In the current period of trade wars, it is essential to encourage the younger generations to participate in technological development instead of resigning themselves to the idea that many of today’s jobs will be carried out by robots.
That’s why a multitude of organizations are developing programs to promote careers in STEM (Science, Technology, Engineering and Mathematics) to make sure that, as a society, we don’t fall behind in the research and development fields, and that we give our young people options for the future with which they can support themselves.
I am one of the volunteers who go to schools to explain the benefits of engineering, and while I don’t have anything to do with the liberal arts (although I enjoy reading a history book as much as anyone else), I feel it is important to understand that, even if you want to be a philologist, you’re going to have to relate to artificial intelligence. Goodbye to pure liberal arts, hello to a fusion of knowledge.
It’s especially necessary to motivate girls to choose this type of careers, because –either for historical reasons or a lack of models or because of prejudices– they are increasingly removed from these kinds of studies, choosing only the bio-sanitary branch. Naturally we need great brains in medicine, but we can’t neglect the technological talent of half of the population. It’s curious, because when you present a robotics workshop to preschoolers or kids in the first few grades, both boys and girls are equally excited when playing with the robots. But in the school years closer to university, there is a notable gender gap.
One of the best tactics for changing this situation is to talk to girls during their secondary education about little-known female scientists –which, to be honest, means just about all of them. It’s tremendously motivating when the girls see themselves reflected in those fabulous scientific pioneers, and imagine how they too can take the next giant step in scientific research. It’s only relatively recently that we’ve begun presenting these workshops on all levels, but the feedback we’re getting indicates that over the next five years there will be more parity in the physics and engineering classrooms.
The situation is improving in many European countries (the UK is one of the places that promotes the most STEM programs for women) and also in the United States, where even Michelle Obama is getting involved with regard to equality among leaders. And it’s also interesting to look eastward: not as far as the Far East but to the Middle East.

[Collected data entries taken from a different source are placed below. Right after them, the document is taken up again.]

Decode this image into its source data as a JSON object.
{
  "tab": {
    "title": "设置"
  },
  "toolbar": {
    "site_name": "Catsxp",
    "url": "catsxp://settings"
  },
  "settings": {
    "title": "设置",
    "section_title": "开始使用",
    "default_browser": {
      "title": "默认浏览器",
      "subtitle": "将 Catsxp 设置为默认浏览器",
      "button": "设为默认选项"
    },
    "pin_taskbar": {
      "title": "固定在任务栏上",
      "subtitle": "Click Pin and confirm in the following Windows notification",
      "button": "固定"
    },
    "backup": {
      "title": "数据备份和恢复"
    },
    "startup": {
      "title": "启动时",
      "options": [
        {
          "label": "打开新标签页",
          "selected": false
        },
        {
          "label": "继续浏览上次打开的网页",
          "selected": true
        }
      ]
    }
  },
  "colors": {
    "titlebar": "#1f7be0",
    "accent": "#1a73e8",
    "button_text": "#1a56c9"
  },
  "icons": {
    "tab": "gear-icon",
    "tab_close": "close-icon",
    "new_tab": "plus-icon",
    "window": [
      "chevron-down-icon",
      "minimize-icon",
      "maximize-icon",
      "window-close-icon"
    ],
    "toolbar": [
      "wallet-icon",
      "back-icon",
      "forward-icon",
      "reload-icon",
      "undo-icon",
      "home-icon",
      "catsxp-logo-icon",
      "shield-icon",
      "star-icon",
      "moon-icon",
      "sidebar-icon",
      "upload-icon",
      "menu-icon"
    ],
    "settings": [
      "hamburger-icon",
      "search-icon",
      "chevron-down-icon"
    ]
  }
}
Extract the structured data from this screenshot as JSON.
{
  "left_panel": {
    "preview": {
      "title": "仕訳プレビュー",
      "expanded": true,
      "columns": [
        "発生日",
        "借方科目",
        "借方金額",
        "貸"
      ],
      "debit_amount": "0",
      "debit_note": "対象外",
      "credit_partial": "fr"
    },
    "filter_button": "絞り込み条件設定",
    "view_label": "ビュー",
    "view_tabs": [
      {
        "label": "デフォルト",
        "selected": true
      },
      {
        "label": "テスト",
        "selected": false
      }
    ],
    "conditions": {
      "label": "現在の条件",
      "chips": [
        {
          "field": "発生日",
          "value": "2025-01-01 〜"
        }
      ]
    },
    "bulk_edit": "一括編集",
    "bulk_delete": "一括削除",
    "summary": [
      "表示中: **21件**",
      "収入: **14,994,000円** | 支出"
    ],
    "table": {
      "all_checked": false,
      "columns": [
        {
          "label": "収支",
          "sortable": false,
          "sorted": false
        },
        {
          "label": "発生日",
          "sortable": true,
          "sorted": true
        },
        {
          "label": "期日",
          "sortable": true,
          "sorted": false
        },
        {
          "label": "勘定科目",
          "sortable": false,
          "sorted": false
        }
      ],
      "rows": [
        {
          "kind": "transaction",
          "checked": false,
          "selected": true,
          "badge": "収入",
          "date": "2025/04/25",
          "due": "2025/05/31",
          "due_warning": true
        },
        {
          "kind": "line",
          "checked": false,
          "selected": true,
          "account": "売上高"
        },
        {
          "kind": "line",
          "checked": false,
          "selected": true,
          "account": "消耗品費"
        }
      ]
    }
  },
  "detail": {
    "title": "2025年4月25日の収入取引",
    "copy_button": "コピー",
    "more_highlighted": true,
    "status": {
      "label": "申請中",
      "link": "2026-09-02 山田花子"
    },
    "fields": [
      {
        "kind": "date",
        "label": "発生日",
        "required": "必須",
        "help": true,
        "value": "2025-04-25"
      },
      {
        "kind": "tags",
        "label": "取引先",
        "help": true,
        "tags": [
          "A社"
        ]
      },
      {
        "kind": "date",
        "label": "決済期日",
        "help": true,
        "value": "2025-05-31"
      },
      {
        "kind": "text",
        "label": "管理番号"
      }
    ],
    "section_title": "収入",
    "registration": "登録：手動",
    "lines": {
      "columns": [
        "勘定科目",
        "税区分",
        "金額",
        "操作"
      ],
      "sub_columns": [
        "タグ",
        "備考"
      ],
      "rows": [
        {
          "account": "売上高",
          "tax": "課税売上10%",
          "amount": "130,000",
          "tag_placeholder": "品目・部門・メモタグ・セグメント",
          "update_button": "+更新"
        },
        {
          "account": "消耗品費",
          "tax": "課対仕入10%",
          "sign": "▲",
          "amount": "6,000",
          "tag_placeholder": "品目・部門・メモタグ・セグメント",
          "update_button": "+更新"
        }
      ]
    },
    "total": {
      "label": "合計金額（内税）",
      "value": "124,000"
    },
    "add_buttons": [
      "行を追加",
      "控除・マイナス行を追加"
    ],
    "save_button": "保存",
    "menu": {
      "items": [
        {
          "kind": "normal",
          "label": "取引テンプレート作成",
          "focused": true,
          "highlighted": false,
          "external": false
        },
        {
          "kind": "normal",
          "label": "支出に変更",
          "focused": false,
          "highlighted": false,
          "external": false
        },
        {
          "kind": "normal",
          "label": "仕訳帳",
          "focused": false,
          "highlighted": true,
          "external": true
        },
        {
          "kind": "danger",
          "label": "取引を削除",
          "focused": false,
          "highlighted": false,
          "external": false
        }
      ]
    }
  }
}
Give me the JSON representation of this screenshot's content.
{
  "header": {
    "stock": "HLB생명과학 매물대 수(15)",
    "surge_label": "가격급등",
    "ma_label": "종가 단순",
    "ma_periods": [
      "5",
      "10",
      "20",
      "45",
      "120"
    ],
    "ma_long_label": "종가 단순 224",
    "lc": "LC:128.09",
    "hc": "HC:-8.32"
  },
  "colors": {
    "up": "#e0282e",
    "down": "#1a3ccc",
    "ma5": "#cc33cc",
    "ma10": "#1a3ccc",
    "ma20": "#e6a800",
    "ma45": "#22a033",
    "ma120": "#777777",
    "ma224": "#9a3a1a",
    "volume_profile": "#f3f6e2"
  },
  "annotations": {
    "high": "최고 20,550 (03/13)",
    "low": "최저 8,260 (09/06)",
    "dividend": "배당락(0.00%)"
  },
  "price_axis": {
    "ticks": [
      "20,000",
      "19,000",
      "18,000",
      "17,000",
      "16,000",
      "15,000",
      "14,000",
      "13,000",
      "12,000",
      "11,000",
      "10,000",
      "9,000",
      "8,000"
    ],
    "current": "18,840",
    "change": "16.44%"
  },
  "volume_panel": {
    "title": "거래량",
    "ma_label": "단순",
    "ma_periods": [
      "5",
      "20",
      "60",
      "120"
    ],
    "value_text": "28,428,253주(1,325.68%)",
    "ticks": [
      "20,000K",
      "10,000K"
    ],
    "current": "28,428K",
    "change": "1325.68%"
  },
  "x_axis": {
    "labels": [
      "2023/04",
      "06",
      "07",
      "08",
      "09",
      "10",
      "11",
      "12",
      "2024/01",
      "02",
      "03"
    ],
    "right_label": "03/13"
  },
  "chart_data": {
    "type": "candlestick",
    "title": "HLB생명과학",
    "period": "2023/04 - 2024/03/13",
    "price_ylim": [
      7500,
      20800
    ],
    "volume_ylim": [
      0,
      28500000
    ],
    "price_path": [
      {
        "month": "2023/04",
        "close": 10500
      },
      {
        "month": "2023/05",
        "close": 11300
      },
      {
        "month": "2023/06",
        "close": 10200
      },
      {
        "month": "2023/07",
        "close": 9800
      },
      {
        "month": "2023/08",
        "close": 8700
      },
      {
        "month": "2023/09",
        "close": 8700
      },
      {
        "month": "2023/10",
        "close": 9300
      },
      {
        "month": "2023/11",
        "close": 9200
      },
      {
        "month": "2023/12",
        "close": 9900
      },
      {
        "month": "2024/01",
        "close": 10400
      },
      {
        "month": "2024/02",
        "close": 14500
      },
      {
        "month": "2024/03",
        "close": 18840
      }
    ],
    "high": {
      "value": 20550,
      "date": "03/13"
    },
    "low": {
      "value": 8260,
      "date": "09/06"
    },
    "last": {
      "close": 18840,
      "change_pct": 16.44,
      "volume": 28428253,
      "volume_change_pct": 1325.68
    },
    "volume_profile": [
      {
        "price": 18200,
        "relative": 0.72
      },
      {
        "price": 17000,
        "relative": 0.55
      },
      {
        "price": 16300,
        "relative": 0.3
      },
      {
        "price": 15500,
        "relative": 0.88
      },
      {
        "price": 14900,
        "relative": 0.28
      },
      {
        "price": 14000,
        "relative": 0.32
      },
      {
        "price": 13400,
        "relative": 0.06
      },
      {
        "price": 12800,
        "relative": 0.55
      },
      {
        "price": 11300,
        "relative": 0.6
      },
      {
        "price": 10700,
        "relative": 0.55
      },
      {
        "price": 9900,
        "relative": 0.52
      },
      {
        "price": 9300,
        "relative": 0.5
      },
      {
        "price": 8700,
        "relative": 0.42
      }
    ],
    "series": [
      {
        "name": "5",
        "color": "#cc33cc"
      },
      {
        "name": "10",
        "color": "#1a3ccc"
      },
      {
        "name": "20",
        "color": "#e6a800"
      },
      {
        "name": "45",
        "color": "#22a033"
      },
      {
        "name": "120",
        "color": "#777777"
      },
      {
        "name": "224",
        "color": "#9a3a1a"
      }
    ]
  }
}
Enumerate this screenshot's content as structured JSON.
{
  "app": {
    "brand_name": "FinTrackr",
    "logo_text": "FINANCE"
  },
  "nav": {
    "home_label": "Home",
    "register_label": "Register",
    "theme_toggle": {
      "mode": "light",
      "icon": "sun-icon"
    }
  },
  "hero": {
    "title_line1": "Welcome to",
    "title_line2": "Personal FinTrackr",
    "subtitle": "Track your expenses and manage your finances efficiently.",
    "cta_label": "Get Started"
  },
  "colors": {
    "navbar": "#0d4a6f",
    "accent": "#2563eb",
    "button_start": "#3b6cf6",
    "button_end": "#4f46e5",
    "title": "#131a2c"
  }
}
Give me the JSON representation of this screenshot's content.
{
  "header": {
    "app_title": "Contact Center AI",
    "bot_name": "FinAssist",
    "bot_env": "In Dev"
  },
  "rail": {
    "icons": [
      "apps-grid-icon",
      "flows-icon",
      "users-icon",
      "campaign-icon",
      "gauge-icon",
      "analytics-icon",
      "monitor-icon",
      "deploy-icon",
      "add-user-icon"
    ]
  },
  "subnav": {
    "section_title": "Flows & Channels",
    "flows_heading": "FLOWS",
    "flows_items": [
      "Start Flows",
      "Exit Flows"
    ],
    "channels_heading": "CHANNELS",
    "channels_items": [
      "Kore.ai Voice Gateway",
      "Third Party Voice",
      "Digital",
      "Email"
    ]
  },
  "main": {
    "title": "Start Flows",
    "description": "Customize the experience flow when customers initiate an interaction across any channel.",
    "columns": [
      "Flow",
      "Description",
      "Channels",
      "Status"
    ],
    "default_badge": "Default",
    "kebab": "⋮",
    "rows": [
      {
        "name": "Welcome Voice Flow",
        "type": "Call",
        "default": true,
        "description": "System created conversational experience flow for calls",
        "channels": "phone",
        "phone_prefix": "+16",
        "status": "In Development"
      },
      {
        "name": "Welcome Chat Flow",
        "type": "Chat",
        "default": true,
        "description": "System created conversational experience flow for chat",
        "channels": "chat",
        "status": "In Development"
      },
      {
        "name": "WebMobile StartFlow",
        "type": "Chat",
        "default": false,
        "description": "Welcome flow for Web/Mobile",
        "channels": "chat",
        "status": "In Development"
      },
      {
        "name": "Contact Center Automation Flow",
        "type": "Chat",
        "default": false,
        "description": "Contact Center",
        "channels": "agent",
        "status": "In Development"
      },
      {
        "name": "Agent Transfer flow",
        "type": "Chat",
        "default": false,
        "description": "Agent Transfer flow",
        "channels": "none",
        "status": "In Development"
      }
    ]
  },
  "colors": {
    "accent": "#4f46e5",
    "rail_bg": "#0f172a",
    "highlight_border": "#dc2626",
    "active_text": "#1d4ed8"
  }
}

This past summer I had the chance to travel to Abu Dhabi with Ibticae S.L., a Spanish engineering consultancy firm that also trains people. We were contracted by the Emirates for a project financed by the Mubadala investment firm aimed at promoting STEM vocations. We’re talking about a country whose young people could study whatever they like but who systematically avoid the sciences. The boys choose to study finance so as to manage family resources, while the girls –unlike in Western countries– do choose the more technical professions (petrochemical engineering, to be exact) although not in large numbers. It’s not that these countries are going to run out of petroleum in the near future, but they realize that to depend on foreign talent to manage their natural resources isn’t the best strategy, and the women are very clear about this.
I think that Ibticae’s work in the region, with a challenge based on drones and the mythical ‘eggdrop,’ will make a significant difference. The students who took part in the program are unanimous: “The best experience of my life. I’m going to be an engineer.”